Высочайше приказано было объявить совету, что мнение его не соответствует предложенным вопросам; государь повелел в пример другим вовсе уволить профессора Егорова от службы и единственно в уважение долговременного прохождения оной назначить ему пенсион; образа же как неодобренные приказано было Егорову вернуть.

Зажил Алексей Егорович в маленькой квартирке на Первой линии, брал заказы помаленьку, принимал по-прежнему учеников, помогая им наставлениями и советами, тренькал на балалаечке свое «Алексей Егоров сын, всероссийский дворянин», во всякий день и во всякую погоду ходил гулять по одному и тому же маршруту, непременно останавливался поговорить со знакомым лавочником и цирюльником, на руки был силен как в былые годы — рвал пополам колоду карт, вот только квартального сильно боялся…
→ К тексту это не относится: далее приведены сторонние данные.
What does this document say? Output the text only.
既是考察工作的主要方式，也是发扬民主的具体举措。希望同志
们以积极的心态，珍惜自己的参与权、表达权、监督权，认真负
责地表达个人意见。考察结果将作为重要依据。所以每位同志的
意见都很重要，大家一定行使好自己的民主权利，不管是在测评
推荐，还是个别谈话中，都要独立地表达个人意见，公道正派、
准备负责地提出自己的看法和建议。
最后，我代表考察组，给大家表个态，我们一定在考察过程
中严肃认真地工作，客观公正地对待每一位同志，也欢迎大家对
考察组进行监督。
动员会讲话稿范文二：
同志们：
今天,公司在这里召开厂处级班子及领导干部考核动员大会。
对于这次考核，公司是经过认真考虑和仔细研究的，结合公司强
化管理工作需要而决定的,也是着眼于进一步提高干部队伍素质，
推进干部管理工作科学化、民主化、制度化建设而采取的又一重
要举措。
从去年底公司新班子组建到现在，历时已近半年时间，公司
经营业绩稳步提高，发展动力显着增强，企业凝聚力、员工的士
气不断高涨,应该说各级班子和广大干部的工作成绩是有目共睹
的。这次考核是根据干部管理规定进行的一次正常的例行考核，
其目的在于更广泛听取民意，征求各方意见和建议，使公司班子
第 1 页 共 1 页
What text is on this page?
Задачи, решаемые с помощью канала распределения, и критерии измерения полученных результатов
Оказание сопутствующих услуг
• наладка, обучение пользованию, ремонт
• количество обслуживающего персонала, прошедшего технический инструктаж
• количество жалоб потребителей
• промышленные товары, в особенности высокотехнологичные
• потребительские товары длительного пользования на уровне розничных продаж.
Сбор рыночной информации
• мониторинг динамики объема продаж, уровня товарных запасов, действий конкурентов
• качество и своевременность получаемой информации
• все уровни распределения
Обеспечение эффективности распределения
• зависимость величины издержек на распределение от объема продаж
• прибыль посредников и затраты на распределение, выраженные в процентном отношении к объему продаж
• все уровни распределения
Федор Бруни привез наконец из Италии своего «Медного змия»; громадное полотно выставили поначалу в Зимнем, потом, когда окреп лед на Неве, перенесли в академию. Стали, конечно, сравнивать картину Бруни с «Помпеей»; большинство склонялось к тому, что в сравнении бесспорно выигрывает «Помпея». Говорили, что в «Помпее» все основано на любви, а у Бруни жестокость и мучение. Иные руку пожимали Карлу, будто дни торжества были его, а не Федора Бруни.

Перед «Медным змием» Брюллов думал об «Осаде Пскова», досадой торчащей в сердце. На сюжет, избранный Бруни, никто сейчас, наверно, лучше бы и не написал; да в том ли дело — лучше, хуже, не в том ли, что картина лишь тогда открывает новый день в живописи, когда за нее берутся по-новому, — с новой мыслью, с новым чувством, когда мир видят новыми глазами и новыми руками рождают его на холсте!..

Карл Павлович забрел взглянуть на работы выпускаемых из академии скульпторов. Николай Рамазанов выполнил статую Фавна, играющего с козленком.

— Хорошо, — одобрил Брюллов. — Только как же вы не подумали об этом…

И указал, что с профиля пролет между спиной козла и ногами Фавна образовывал равносторонний треугольник.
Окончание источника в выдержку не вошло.